Naquela manhã, cerca de dois meses atrás, a família de Miguel perdeu dona Jaci da Silva Mattos, 73 anos, vítima de câncer nos pulmões. A casa onde moram a criança e seus pais, em Gravataí, também era compartilhada com ela, que quase não saía da cama. A proximidade com a doença da avó permitiu que o neto, aos poucos, fosse preparado para a despedida. Isso deu tranquilidade para que sua mãe, Patrícia da Silva Mattos Alves, fosse objetiva na resposta.
— Respondi que não sabia, que ela estava ruinzinha e que podia não voltar. Já tínhamos conversado sobre o ciclo da vida quando ele perguntava se a vovó iria morrer — lembra a terapeuta holística de 39 anos.
O pior se confirmou. Patrícia, mais do que lidar com o luto pela mãe, tinha, agora, de contar da morte a Miguel, neto apegado. Ainda abalada, chamou-o na sala e, conforme sua crença, disse que a vovó tinha ido morar no céu, em forma de estrelinha. Que, apesar de ausente, estaria nos sonhos dele.
Psiquiatra e psicanalista da infância, com pós-doutorado na área, Celso Gutfreind não se opõe ao uso de eufemismos desde que o adulto acredite no que está falando e não os use apenas para poupar o sofrimento da criança.
— É um assunto muito bonito, triste e complexo. Então, se há crença de vida após a morte, está bem falar, por exemplo, que virou estrelinha. Se não acredita, é importante que não fale — afirma Gutfreind, ao destacar que as crianças têm relação mais natural com a morte do que os adultos, até por estarem mais distante dela. — Tem de contar na linguagem que se conversa, com naturalidade, firmeza, empatia e respeitando o ritmo da criança. Sempre colocar os aspectos positivos, que vão ficar as lembranças boas, que ele vai poder recordar dos momentos felizes — complementa.
Deve haver espaço para expressar sentimentos
A psicóloga especialista em luto Erika Pallottino, sócia-fundadora do Instituto Entrelaços, do Rio, vai por outra linha.

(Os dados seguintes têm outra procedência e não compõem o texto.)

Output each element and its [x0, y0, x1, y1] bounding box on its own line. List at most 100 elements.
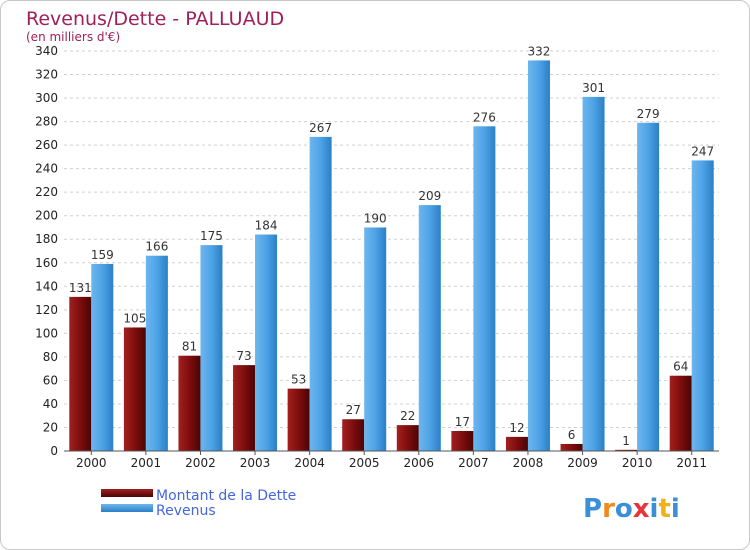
bar-revenus [255, 234, 278, 451]
value-label-debt: 64 [673, 360, 688, 374]
y-tick-label: 300 [35, 91, 58, 105]
value-label-debt: 17 [455, 415, 470, 429]
bar-revenus [527, 60, 550, 451]
grid-lines [64, 50, 719, 452]
value-label-revenus: 184 [255, 219, 278, 233]
bar-revenus [145, 255, 168, 451]
value-label-debt: 53 [291, 373, 306, 387]
bars [69, 60, 714, 452]
y-tick-label: 160 [35, 256, 58, 270]
logo-letter: i [671, 494, 680, 524]
bar-revenus [91, 263, 114, 451]
y-tick-label: 80 [43, 350, 58, 364]
bar-revenus [582, 96, 605, 451]
value-labels: 131 159 105 166 81 175 73 184 53 267 27 190 22 209 17 2… [69, 44, 714, 447]
y-tick-label: 280 [35, 115, 58, 129]
bar-debt [123, 327, 146, 451]
bar-debt [342, 419, 365, 451]
x-tick-label: 2011 [676, 456, 707, 470]
legend-swatch-revenus [101, 504, 153, 512]
y-tick-label: 180 [35, 232, 58, 246]
chart-subtitle: (en milliers d'€) [26, 30, 120, 44]
x-tick-label: 2004 [294, 456, 325, 470]
x-tick-label: 2010 [622, 456, 653, 470]
logo-letter: x [633, 494, 650, 524]
value-label-revenus: 166 [145, 240, 168, 254]
x-tick-label: 2008 [513, 456, 544, 470]
bar-revenus [364, 227, 387, 451]
logo-letter: i [650, 494, 659, 524]
y-tick-label: 340 [35, 44, 58, 58]
bar-debt [615, 449, 638, 451]
value-label-revenus: 301 [582, 81, 605, 95]
x-tick-label: 2003 [240, 456, 271, 470]
x-axis-ticks: 2000 2001 2002 2003 2004 2005 2006 2007 2008 2009… [76, 451, 707, 470]
bar-debt [396, 425, 419, 451]
value-label-revenus: 276 [473, 110, 496, 124]
logo-letter: r [602, 494, 615, 524]
value-label-debt: 12 [509, 421, 524, 435]
y-tick-label: 20 [43, 420, 58, 434]
y-tick-label: 100 [35, 326, 58, 340]
bar-revenus [473, 126, 496, 451]
value-label-revenus: 175 [200, 229, 223, 243]
value-label-debt: 1 [622, 434, 630, 448]
bar-debt [560, 443, 583, 451]
y-tick-label: 320 [35, 68, 58, 82]
y-axis-ticks: 0 20 40 60 80 100 120 140 160 180 200 220 240 260 280 3… [35, 44, 58, 458]
x-tick-label: 2009 [567, 456, 598, 470]
value-label-revenus: 209 [418, 189, 441, 203]
bar-debt [451, 431, 474, 451]
x-tick-label: 2007 [458, 456, 489, 470]
value-label-debt: 73 [236, 349, 251, 363]
value-label-revenus: 190 [364, 211, 387, 225]
bar-revenus [200, 245, 223, 451]
legend-swatch-debt [101, 489, 153, 497]
bar-revenus [309, 136, 332, 451]
bar-debt [178, 355, 201, 451]
value-label-debt: 105 [123, 311, 146, 325]
value-label-debt: 131 [69, 281, 92, 295]
value-label-revenus: 159 [91, 248, 114, 262]
y-tick-label: 140 [35, 279, 58, 293]
bar-revenus [691, 160, 714, 452]
legend-label-debt: Montant de la Dette [156, 488, 296, 504]
y-tick-label: 220 [35, 185, 58, 199]
x-tick-label: 2005 [349, 456, 380, 470]
bar-revenus [418, 205, 441, 451]
bar-debt [69, 296, 92, 451]
x-tick-label: 2001 [131, 456, 162, 470]
bar-debt [669, 375, 692, 451]
x-tick-label: 2002 [185, 456, 216, 470]
value-label-revenus: 332 [528, 44, 551, 58]
value-label-debt: 27 [346, 403, 361, 417]
y-tick-label: 240 [35, 162, 58, 176]
legend-label-revenus: Revenus [156, 503, 216, 519]
value-label-revenus: 247 [691, 144, 714, 158]
value-label-revenus: 279 [637, 107, 660, 121]
value-label-debt: 22 [400, 409, 415, 423]
chart-title: Revenus/Dette - PALLUAUD [26, 8, 284, 30]
y-tick-label: 120 [35, 303, 58, 317]
value-label-revenus: 267 [309, 121, 332, 135]
proxiti-logo: Proxiti [583, 494, 680, 524]
logo-letter: P [583, 494, 602, 524]
legend: Montant de la Dette Revenus [101, 488, 296, 519]
bar-debt [233, 365, 256, 451]
value-label-debt: 81 [182, 340, 197, 354]
y-tick-label: 0 [50, 444, 58, 458]
logo-letter: t [658, 494, 670, 524]
logo-letter: o [615, 494, 633, 524]
bar-revenus [637, 122, 660, 451]
y-tick-label: 60 [43, 373, 58, 387]
y-tick-label: 40 [43, 397, 58, 411]
x-tick-label: 2006 [404, 456, 435, 470]
bar-debt [505, 436, 528, 451]
bar-debt [287, 388, 310, 451]
value-label-debt: 6 [568, 428, 576, 442]
x-tick-label: 2000 [76, 456, 107, 470]
y-tick-label: 260 [35, 138, 58, 152]
y-tick-label: 200 [35, 209, 58, 223]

Pontua que expressões como “dormiu”, “descansou”, “está no céu” e “virou estrelinha” devem ser evitadas – pois a criança pode até não compreender a morte em sua plenitude, mas entende que aquela pessoa não estará mais com ela. A especialista indica usar sempre a palavra morte e suas derivações, exemplificando de maneira lúdica o significado. Responder com honestidade dúvidas dos pequenos pode ajudá-los a compreender melhor a finitude da vida.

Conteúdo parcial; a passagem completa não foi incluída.